We concur with the IOM's recommendation that any trial be designed in such a way that it elicits useful information about the effects of testosterone therapy on a variety of conditions associated with deficiencies of this hormone. These problems, including frailty, disability and sexual and cognitive disorders, are serious concerns for older men, and it is important to learn more about the potential risks and benefits of testosterone treatment for older men who suffer from these conditions. However, it is also important to point out that these initial studies will not address generalized use of testosterone therapy in men--regardless of age--who do not have extreme deficiencies of this hormone.

The NIA shares the IOM Committee's concern about minimizing the risk and protecting those participating in clinical trials of testosterone therapy. Therefore, we will do our utmost to adhere to the Committee's recommendations regarding the safety of trial participants. As is common practice in all National Institutes of Health sponsored clinical studies, we will carefully communicate the potential risks and benefits of participation to all volunteers prior to enrollment.

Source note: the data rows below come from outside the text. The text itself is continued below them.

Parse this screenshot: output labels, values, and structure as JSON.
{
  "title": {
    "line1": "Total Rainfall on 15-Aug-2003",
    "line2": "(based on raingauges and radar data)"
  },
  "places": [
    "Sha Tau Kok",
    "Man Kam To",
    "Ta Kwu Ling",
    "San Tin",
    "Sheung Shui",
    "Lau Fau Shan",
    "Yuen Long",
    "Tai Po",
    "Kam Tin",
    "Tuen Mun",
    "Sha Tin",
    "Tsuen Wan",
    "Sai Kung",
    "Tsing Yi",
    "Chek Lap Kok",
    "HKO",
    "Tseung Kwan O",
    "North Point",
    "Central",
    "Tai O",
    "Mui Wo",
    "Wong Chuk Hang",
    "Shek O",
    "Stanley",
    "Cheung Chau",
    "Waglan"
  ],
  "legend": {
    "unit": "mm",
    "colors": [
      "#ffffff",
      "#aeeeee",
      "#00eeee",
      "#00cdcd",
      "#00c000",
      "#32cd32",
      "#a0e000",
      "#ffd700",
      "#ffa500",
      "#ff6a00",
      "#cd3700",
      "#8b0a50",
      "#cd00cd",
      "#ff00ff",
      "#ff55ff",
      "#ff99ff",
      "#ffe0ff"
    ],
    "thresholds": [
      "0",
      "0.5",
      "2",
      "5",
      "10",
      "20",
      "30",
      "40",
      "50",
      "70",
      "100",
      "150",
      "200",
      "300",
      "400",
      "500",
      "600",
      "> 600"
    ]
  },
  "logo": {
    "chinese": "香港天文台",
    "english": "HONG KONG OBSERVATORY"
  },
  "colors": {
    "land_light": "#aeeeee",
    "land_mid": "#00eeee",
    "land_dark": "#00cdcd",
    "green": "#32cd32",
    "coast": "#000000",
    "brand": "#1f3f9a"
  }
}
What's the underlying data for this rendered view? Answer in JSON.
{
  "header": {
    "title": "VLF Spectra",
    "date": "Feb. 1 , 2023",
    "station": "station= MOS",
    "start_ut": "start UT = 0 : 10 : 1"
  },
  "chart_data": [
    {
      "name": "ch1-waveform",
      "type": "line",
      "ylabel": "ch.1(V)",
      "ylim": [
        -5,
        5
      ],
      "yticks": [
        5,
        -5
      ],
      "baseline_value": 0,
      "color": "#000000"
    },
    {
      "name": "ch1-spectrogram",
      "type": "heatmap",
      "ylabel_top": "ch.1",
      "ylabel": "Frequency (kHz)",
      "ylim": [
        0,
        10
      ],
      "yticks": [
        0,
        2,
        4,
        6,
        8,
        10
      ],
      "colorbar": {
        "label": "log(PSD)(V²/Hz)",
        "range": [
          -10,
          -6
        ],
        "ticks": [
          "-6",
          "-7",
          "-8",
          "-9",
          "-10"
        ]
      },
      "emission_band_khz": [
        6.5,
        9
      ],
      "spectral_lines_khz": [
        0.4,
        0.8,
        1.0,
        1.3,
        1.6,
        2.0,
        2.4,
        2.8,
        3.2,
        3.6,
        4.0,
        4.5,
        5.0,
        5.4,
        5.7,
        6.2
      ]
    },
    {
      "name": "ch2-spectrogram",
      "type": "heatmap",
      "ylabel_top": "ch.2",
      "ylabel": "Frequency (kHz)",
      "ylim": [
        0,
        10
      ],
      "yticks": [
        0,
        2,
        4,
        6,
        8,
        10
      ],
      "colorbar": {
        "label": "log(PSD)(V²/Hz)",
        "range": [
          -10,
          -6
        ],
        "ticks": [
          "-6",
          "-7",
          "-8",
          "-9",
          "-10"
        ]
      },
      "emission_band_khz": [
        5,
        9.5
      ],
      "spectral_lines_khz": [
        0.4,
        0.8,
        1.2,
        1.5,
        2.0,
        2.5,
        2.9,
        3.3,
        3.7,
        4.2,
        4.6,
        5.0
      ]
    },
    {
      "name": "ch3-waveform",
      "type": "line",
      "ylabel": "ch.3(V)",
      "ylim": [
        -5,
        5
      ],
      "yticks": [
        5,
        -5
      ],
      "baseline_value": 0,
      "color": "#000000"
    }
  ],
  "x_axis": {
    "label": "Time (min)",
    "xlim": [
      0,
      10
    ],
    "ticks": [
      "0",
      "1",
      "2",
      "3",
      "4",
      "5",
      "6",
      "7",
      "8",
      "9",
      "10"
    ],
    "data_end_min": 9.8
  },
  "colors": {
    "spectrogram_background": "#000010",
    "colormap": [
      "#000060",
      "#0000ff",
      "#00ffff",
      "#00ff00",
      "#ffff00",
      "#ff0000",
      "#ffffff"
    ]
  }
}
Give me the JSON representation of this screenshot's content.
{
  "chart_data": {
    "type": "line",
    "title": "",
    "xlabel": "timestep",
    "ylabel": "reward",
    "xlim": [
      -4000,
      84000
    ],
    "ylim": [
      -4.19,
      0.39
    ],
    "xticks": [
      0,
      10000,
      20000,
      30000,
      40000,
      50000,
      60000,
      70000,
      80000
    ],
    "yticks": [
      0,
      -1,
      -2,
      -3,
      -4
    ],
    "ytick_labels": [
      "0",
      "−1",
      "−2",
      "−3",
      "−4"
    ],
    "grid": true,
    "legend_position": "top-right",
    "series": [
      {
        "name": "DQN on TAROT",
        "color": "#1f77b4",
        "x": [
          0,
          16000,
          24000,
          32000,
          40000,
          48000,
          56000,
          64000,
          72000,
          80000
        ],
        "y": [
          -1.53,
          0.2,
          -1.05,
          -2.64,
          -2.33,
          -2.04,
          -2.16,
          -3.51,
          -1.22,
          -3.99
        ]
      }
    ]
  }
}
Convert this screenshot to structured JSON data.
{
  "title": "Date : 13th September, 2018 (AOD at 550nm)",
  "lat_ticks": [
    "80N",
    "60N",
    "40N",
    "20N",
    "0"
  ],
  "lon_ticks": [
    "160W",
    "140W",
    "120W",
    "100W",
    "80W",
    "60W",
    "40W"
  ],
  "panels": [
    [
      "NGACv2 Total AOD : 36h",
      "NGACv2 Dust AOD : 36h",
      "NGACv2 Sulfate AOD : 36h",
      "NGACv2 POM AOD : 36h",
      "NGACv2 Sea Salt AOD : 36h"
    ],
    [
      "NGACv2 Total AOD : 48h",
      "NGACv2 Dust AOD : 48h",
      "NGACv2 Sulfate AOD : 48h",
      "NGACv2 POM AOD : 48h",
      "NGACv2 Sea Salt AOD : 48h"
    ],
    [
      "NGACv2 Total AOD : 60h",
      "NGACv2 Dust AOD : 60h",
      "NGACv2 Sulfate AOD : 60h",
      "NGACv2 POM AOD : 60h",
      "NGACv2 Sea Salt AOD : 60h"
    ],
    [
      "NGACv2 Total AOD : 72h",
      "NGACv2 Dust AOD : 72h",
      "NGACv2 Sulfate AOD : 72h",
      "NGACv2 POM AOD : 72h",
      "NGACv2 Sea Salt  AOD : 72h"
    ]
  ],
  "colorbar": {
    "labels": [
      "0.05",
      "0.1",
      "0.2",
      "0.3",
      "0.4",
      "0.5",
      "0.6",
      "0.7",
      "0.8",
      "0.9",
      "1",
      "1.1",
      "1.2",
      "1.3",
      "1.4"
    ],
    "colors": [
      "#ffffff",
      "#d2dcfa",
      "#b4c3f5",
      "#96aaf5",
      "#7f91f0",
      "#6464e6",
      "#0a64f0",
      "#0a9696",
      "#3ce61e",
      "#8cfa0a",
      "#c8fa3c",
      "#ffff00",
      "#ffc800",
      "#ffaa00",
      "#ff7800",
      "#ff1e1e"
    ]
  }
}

Finally, although some older men who have tried these treatments report feeling "more energetic" or "younger," testosterone therapy remains a scientifically unproven method for preventing or relieving any physical or psychological changes that men with normal testosterone levels may experience as they get older. Except for a relatively few younger and older men with extreme deficiencies, testosterone treatment is not deemed appropriate therapy for most men at this time. For now, the risks and benefits of testosterone therapy for most men who do not have extreme deficiencies of the hormone are unknown, and there is insufficient evidence for making well-informed decisions on whether this therapy is suitable in these individuals. The clinical trials and other studies recommended by the IOM could do much to clarify the future role of testosterone therapy in aging men.